Tuesday, October 30th 2018, 7:41 pm
We all have favorite restaurants we remember from years ago that aren’t around anymore.
A Tulsa man has created an entire book about Tulsa’s lost restaurants.
“I wanted to learn more about these places and why they stuck in people’s memories,” said Rhys Martin.
Martin says he has spent the last year and a half compiling stories and photographs of Tulsa’s lost restaurants, like Bishop’s.
“We are standing in the spot near where Bishop’s once stood, from the 1930s to the 60s,” he said.
One of its big claims to fame – it was open 24 hours.
“At three in the morning, people would come in to drink coffee and wait for the papers to hit the sidewalk, so they could read the reviews of the plays they had just acted in, stuff like that,” explained Martin.
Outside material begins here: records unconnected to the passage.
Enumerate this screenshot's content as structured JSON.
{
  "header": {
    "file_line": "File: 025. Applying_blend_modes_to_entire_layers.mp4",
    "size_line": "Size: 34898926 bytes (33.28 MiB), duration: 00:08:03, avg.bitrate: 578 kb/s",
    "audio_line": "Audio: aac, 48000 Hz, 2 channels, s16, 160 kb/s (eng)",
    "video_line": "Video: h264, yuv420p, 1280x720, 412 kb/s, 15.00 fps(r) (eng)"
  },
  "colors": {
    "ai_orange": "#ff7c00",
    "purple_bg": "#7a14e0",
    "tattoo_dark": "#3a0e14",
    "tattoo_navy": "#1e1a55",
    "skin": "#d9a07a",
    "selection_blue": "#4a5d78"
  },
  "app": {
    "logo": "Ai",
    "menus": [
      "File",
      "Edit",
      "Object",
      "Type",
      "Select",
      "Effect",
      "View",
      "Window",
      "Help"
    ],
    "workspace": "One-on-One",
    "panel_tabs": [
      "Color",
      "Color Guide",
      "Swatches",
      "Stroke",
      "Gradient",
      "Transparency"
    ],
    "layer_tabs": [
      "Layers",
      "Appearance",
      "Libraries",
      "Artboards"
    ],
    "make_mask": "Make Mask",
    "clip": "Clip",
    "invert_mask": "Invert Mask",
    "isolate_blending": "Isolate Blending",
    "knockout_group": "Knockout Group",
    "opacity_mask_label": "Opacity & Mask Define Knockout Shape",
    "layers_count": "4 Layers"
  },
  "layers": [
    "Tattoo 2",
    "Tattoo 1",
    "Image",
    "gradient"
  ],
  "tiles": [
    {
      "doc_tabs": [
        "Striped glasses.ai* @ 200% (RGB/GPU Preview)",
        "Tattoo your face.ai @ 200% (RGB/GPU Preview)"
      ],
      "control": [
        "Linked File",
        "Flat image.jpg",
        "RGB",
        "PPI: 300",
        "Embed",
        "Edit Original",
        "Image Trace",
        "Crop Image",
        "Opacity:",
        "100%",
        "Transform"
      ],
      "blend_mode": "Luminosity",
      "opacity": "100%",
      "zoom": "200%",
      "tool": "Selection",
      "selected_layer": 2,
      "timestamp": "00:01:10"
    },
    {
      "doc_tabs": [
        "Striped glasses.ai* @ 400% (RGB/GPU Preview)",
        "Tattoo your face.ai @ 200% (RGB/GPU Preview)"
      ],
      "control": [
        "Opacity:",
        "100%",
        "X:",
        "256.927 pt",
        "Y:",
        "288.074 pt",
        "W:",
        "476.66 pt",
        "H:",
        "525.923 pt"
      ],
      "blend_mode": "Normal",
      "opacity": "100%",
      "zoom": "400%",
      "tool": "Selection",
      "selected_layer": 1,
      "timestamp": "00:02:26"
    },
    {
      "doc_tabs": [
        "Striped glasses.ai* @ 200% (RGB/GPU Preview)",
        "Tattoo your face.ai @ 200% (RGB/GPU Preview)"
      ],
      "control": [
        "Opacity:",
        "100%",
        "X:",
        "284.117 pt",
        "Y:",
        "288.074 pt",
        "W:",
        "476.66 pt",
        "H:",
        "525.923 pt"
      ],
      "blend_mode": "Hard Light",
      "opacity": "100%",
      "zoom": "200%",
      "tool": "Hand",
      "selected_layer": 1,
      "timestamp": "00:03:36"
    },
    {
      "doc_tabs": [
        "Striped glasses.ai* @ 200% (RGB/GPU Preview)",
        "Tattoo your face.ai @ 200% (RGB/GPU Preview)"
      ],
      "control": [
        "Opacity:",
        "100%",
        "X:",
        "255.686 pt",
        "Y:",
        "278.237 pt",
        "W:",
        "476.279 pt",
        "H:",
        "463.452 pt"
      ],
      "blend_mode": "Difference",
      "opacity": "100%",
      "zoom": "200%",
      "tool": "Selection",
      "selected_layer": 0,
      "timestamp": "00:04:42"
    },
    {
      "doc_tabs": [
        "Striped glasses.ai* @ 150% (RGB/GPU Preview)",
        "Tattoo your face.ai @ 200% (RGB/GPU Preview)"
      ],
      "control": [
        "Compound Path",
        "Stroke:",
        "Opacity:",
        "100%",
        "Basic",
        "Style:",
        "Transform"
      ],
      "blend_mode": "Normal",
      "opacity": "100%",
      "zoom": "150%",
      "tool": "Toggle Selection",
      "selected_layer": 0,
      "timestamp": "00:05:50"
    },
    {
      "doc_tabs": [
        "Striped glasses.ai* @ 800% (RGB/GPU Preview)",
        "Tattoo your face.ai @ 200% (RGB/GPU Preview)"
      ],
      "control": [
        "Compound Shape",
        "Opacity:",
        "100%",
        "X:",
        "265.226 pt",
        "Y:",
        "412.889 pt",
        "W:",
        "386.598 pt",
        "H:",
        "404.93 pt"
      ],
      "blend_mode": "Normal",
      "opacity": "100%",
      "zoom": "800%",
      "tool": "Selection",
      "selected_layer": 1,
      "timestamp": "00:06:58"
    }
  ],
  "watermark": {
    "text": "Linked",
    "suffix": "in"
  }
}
Bishop’s closed before he was born, so he’s had to find former customers and employees to help him piece the history together.
“I wanted to tell the human story of all these places people have fond memories of,” he said.
Another of his favorites is The Golden Drumstick at 11th and Yale.
“It was a great Southwestern-style building that served fried chicken,” recalled Martin.
The book will feature stories and pictures of about 50 restaurants secured firmly in Tulsa’s collective memory but gone from the landscape.
It will be in stores in about a month and Rhys says he’s looking forward to the conversations it will spark.
“That’s what I’m looking forward to the most,” he said, “meeting people and hearing what their stories are.”